DALLAS – Phil Jackson walked off the court with a tight smile, shaking hands and accepting congratulations like he has after so many series-ending playoff games.
Never like this, though.
His team didn’t win; they were crushed. Swept, too.
And he wasn’t just heading to the offseason – he’s calling it a career, ending the most successful run by any coach in NBA history.
Jason Terry and the Dallas Mavericks ended Jackson’s tenure, and the Lakers’ reign as two-time champions, with a 122-86 victory Sunday. After two tight finishes and another game that was relatively close, the Mavs turned this one into a rout in the second quarter.
With Terry leading the way, Dallas hit a barrage of 3-pointers to go ahead by 24 points at halftime. When he made 3s on consecutive possessions early in the third quarter, Los Angeles knew it wasn’t going to come back in this game or the series.
Things got ugly early in the fourth quarter, with vicious, frustration-fueled cheap shots by Lamar Odom and Andrew Bynum getting them ejected 45 seconds apart. But at game’s end, Dallas coaches, players and team owner Mark Cuban lined up to bid farewell to the Zen Master.
For Dirk Nowitzki and the Mavs, clearing this hurdle sets them up for a chance to redeem themselves for flopping during the 2006 NBA finals and for flaming out in every postseason since. That’s why when this game ended, confetti didn’t fall; the organization’s bigger goal is reaching the finals and winning its first championship.
They’re halfway there, having won a franchise-record six straight playoff games, a streak that began right after they blew a 23-point lead in Game 4 of their first-round series against Portland.
“The job is not finished,” Terry said.
Dallas will host either Oklahoma City or Memphis in the conference finals.
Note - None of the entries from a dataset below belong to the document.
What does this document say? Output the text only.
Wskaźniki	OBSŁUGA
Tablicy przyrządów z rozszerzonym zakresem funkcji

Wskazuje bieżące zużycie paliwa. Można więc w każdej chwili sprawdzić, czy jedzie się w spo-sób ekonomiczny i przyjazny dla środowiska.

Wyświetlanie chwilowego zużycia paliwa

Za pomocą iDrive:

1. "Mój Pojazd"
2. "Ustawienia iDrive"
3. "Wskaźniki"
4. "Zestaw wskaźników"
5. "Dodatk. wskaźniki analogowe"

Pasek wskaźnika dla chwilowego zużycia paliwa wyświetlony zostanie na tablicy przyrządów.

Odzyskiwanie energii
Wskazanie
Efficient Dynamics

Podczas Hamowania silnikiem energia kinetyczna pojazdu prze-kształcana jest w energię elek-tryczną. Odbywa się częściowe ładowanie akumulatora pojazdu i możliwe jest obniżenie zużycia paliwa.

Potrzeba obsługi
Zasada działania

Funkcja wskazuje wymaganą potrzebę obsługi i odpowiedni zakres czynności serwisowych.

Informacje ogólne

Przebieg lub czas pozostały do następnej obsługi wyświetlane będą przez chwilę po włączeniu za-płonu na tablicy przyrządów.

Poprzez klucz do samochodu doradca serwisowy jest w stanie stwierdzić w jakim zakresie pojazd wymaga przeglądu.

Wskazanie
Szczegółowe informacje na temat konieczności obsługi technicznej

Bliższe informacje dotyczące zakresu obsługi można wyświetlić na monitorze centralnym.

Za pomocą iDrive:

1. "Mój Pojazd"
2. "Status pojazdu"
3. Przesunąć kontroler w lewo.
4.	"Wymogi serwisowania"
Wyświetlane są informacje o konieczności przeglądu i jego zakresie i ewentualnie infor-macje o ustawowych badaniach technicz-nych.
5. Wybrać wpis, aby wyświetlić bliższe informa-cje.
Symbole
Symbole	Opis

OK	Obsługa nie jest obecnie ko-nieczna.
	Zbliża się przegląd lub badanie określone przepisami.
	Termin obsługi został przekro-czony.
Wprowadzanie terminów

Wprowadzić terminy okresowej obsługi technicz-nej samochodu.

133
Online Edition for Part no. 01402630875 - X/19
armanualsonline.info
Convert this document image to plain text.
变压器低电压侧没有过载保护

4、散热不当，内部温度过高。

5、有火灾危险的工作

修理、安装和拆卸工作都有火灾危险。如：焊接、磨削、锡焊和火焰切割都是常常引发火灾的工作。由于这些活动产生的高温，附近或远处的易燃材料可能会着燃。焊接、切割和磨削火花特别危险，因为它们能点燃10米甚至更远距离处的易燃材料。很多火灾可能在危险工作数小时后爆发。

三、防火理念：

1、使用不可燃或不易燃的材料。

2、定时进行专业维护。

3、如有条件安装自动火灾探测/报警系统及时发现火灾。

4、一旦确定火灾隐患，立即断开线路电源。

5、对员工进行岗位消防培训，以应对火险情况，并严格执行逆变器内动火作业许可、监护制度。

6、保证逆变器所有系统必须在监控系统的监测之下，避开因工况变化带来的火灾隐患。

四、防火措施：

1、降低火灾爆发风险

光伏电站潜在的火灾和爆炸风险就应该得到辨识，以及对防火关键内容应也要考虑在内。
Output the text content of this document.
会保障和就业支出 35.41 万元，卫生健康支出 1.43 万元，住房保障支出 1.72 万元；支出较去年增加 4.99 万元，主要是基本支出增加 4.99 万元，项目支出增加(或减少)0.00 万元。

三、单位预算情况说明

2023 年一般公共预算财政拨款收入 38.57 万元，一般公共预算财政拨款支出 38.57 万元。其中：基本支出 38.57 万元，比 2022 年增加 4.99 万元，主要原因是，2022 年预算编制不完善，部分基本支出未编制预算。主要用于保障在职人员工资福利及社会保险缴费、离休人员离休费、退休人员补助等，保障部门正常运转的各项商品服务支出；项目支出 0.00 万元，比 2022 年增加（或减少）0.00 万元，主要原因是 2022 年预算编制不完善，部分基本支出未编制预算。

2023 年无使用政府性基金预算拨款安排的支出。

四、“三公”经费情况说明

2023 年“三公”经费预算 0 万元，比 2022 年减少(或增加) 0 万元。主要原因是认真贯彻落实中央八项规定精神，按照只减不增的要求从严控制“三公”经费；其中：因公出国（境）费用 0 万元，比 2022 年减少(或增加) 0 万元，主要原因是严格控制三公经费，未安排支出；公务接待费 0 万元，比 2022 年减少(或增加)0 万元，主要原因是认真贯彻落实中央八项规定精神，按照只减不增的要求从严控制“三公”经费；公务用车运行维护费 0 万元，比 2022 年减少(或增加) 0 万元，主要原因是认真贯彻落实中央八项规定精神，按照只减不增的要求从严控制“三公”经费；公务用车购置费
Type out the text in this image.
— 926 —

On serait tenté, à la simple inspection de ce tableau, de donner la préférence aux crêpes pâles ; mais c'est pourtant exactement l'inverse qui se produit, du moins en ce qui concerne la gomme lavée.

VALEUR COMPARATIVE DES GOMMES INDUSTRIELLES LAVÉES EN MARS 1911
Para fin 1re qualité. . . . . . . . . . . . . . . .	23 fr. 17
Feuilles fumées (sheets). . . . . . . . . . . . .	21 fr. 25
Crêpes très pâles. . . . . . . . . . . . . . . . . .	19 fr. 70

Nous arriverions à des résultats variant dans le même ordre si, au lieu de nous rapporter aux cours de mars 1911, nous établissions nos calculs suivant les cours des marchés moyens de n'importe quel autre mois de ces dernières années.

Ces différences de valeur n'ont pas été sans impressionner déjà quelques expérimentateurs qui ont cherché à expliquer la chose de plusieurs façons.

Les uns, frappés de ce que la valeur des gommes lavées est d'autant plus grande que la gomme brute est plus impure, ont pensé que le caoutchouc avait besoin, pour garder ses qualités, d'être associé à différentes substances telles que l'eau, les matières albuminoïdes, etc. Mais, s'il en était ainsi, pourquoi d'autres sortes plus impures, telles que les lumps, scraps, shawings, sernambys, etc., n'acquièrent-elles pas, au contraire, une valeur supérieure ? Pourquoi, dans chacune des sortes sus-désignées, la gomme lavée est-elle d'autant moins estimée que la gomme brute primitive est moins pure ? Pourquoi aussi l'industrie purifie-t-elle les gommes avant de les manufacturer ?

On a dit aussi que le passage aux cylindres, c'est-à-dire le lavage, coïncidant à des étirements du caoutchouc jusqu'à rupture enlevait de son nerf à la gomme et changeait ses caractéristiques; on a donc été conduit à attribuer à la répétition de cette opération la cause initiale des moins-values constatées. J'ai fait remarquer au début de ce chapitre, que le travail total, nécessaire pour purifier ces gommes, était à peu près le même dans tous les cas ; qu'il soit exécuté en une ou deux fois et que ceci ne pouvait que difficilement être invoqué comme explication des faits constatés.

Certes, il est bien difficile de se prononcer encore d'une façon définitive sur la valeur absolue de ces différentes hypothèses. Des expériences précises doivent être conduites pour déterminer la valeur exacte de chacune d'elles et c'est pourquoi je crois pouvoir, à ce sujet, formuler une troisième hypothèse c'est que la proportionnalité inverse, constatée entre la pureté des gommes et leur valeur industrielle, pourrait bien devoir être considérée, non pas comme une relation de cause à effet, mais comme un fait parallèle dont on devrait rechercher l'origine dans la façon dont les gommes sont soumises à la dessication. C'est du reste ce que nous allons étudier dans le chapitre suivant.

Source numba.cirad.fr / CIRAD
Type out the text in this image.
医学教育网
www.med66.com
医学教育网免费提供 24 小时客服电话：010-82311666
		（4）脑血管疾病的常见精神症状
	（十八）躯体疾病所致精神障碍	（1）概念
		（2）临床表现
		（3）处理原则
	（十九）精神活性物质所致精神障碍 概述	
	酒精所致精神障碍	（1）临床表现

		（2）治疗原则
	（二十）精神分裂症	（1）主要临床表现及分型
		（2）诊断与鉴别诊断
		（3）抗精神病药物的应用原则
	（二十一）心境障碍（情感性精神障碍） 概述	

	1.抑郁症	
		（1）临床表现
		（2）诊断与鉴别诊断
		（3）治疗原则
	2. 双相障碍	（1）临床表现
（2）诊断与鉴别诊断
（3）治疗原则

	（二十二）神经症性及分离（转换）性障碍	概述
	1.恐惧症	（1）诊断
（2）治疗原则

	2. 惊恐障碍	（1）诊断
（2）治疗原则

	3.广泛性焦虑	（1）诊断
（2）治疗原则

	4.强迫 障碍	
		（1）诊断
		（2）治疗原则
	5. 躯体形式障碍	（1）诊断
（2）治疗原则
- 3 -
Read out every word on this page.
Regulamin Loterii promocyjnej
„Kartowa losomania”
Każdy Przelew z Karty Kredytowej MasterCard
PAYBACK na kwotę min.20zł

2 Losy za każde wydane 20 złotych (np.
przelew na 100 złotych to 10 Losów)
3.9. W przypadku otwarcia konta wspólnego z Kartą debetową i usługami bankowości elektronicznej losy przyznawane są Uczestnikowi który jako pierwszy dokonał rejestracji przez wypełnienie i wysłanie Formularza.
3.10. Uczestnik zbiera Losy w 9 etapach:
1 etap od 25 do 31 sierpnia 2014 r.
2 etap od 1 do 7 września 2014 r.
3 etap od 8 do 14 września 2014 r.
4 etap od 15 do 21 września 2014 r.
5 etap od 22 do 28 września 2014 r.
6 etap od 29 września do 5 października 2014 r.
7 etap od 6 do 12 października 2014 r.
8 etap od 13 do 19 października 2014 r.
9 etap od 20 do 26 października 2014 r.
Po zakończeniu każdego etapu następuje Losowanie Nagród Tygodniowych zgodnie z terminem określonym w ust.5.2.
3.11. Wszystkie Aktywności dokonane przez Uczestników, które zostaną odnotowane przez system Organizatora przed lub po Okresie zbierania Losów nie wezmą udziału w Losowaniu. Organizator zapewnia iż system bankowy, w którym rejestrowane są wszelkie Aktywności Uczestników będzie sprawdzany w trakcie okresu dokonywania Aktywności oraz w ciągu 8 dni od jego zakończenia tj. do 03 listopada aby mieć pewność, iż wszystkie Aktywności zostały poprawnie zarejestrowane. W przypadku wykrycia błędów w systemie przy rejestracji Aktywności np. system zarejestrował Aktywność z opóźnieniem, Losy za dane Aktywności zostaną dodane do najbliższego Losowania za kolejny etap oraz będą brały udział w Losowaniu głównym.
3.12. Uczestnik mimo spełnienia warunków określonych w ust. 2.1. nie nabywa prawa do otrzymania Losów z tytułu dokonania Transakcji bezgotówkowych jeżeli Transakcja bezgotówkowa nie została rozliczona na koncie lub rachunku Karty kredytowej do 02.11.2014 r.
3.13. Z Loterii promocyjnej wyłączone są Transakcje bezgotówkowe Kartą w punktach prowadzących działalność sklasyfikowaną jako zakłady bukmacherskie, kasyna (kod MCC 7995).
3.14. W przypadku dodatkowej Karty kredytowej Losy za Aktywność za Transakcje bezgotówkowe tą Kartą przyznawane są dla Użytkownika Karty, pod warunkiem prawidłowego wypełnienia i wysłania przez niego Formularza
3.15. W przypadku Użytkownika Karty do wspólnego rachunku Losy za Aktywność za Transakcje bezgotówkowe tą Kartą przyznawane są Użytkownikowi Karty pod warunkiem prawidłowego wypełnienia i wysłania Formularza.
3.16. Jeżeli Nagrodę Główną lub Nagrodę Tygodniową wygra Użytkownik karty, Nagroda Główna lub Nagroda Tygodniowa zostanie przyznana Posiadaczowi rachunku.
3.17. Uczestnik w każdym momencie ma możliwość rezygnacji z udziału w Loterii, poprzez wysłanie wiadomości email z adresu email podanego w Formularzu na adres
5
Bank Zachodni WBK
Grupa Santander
The Grizzlies lead the Thunder 2-1 going into Game 4 tonight. The next round likely won’t start before Sunday, a layoff that could pay huge dividends for a roster filled with players in their 30s.
Then again, they might want to keep playing the way they’re going.
Terry tied a playoff record with nine 3-pointers, and the club matched NBA postseason marks with 11 3s in the first half and 20 for the game. Dallas made 63 percent of its shots from behind the arc (20 of 32) and 60 percent of its field goals (44 of 73).
“I don’t think I’ve seen a team play to that level in a series in a game like they played this afternoon,” Jackson said. “You’d like to have an opportunity to challenge, but we didn’t.”
Terry made 11 of 14 shots for 32 points. J.J. Barea set a career playoff-best with 22 points and Peja Stojakovic added 21 points. All three of those guys come off the bench.
“We’ve been doing it by committee all year long,” said Nowitzki, who scored 17 points, his fewest this postseason. “There are a lot of guys who can make plays and make shots when it counts.”
Nowitzki was still in during the fourth quarter and took the blindside blow that led to Odom’s ejection. Then Barea took a Bynum elbow to the “D” on his Dallas jersey while up in the air after releasing the ball for a layup. Fans threw things toward the court and officials scrambled to keep the peace. Bynum took off his jersey and was escorted to the locker room by Ron Artest, of all people. Artest was suspended from Game 3 because of his shot on Barea in the closing seconds of Game 2.
“I wasn’t happy with the way our players exited the game, on Lamar and Andrew’s part,” Jackson said. “It was unnecessary, but I know they were frustrated.”